Red Queen Simulator

NUMBER OF TIMESTEPS and NUMBER OF FAUNAS are straightforward. These determine for how many timesteps each fauna is followed, and for how many faunas this process is repeated, the whole constituting one run.

NUMBER OF SPECIES represents the initial number of species in each fauna. Because species sometimes become extinct and are not replaced right away, this is a maximum value and the average throughout the course of the timesteps is somewhat less than this, depending on the other parameters.

The number of species has a marked effect on the speed at which the simulation runs. Also, note that the simulation tends to become unstable if you specify fewer than about 20 species.

Each iteration within a run starts with a new fauna, for which a slope has been specified (or randomly generated) for the fauna's regression of population size on body mass. The species are randomly assigned body masses, then are assigned population sizes based on this slope. The population sizes are then randomly dispersed about the line of the slope, by means of a Gaussian distribution using the INITIAL Y-VARIANCE. This makes it possible to start the simulations with realistic-looking faunas rather than ones where every species lines up along the slope. (A value of about 0.25 produces faunas that look reasonably like empirical ones.) After the first timestep, the actual variation about the regression slope depends on the simulation processes and is no longer constrained by the initial y-variance. (See POOL VARIANCE, 11).

The MAXIMUM and MINIMUM SLOPE values set the range of slopes that will be used to start new faunas. Slope values will be chosen from a uniform distribution within the bounds set here. In the case where both sliders are set to the same value, all faunas in a run will start with the same slope.

NOTE: Certain assumptions of the model cause the simulation to tend to be unstable if the slope becomes very shallow or positive, particularly in combination with some values for TOTAL ENERGY (10). Although it is possible to set a positive slope value for the initial slope, this can increase the probability that the application will exceed some of its numerical limits. Try it anyway — it can be informative.

SPECIES ADVANCING — The expected percentage of species that will make an evolutionary advance in a given timestep.

ENERGY INCREMENT — For a species making an evolutionary advance, the percentage by which each individual increases its energy. This can be given a small random component using the E value program state (11).

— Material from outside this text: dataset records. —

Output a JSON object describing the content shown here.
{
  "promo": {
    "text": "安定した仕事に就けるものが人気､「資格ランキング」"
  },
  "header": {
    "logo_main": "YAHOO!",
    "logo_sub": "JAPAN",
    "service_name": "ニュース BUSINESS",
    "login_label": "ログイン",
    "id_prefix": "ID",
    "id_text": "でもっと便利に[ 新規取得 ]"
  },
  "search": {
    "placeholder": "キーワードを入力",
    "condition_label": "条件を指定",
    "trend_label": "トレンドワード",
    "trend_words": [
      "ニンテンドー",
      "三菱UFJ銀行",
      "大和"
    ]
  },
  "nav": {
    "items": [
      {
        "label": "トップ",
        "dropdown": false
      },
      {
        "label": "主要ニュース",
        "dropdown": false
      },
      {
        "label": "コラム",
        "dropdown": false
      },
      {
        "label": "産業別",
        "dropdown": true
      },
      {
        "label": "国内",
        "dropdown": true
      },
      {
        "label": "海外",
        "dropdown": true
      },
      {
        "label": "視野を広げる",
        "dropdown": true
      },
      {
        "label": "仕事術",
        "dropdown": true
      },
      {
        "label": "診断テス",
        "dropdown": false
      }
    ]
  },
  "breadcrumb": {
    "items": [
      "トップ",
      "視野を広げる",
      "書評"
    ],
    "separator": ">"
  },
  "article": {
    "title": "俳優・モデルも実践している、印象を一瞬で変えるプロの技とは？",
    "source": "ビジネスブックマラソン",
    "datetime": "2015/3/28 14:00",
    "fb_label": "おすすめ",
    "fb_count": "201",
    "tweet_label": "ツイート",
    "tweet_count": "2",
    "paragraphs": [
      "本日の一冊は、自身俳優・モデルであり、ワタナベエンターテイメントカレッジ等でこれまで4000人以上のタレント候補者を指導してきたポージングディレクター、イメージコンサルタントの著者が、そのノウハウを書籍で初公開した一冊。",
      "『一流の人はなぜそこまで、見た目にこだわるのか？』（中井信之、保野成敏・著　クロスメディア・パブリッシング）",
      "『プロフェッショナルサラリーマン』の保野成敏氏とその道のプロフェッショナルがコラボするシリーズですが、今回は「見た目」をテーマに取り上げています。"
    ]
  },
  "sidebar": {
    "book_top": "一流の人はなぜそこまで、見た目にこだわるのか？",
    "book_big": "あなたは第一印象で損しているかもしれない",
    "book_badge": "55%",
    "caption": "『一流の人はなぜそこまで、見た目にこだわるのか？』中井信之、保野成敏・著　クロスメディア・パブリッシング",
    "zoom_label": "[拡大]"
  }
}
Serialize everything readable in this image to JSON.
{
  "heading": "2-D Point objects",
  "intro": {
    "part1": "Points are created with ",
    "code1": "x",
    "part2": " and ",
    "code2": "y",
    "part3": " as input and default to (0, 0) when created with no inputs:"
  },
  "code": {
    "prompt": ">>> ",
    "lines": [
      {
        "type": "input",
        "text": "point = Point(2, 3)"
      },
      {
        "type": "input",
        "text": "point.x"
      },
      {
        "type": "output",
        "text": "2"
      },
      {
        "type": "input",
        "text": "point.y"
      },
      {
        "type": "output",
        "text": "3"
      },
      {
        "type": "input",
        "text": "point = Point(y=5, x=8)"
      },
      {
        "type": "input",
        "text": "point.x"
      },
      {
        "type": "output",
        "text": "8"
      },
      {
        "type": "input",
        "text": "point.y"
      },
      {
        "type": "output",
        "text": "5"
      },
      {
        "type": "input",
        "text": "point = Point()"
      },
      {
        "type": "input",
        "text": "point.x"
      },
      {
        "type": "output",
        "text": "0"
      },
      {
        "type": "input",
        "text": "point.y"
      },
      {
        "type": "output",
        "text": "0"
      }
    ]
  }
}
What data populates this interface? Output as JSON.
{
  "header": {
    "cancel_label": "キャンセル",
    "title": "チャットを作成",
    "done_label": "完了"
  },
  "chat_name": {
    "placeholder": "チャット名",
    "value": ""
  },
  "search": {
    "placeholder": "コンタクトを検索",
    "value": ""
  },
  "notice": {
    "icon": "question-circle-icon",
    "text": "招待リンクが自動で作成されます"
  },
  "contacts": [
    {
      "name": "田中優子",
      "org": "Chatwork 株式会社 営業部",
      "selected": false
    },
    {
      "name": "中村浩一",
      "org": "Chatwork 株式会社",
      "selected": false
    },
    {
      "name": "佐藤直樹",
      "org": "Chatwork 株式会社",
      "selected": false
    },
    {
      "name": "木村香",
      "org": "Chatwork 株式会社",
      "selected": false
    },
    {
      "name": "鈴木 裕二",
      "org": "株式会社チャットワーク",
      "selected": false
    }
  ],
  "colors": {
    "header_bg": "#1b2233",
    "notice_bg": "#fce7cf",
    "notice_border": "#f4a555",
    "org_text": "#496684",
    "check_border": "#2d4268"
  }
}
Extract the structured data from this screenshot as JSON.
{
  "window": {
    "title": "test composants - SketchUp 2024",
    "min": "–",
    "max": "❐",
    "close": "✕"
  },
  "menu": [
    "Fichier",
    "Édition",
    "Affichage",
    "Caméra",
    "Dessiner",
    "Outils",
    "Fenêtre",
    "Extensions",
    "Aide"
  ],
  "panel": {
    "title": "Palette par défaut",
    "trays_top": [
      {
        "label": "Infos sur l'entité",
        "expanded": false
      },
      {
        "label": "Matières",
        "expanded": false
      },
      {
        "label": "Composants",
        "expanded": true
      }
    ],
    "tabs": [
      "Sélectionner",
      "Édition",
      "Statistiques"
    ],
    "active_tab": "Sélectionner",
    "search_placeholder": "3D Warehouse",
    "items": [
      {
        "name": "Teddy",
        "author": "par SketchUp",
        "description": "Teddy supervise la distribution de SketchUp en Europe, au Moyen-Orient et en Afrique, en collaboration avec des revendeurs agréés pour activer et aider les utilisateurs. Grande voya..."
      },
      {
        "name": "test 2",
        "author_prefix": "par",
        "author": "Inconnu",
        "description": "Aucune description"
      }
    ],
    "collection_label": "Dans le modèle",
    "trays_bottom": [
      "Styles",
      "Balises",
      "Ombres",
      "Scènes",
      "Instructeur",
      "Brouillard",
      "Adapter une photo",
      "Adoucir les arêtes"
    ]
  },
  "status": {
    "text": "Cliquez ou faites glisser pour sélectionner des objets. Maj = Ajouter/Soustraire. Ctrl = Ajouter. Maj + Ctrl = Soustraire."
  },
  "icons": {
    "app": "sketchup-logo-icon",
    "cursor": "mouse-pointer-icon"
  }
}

KLEIBER SLOPE — This allows one to explore the behavior of the simulation under alternate exponents for the scaling of individual metabolism. The most widely accepted empirical value is approximately 0.75 .

TOTAL ENERGY — The total energy available to the fauna is 5 X 10^x, where x is the value specified here. Much of the time this value is arbitrary and will have no effect on the simulation. However, it does interact with the number of species and can affect the behavior of the simulation. It is possible, for example, to have it set too low, such that within the first few timesteps most of the species go extinct, leading to unpredictable behavior. Likewise, if it is set too high and some species become energetically dominant, their energy use may exceed numerical limits and cause an error. Many times what is happening will be apparent from the visual output. If you are having trouble with instability even though the other parameters seem reasonable, try varying the Total Energy.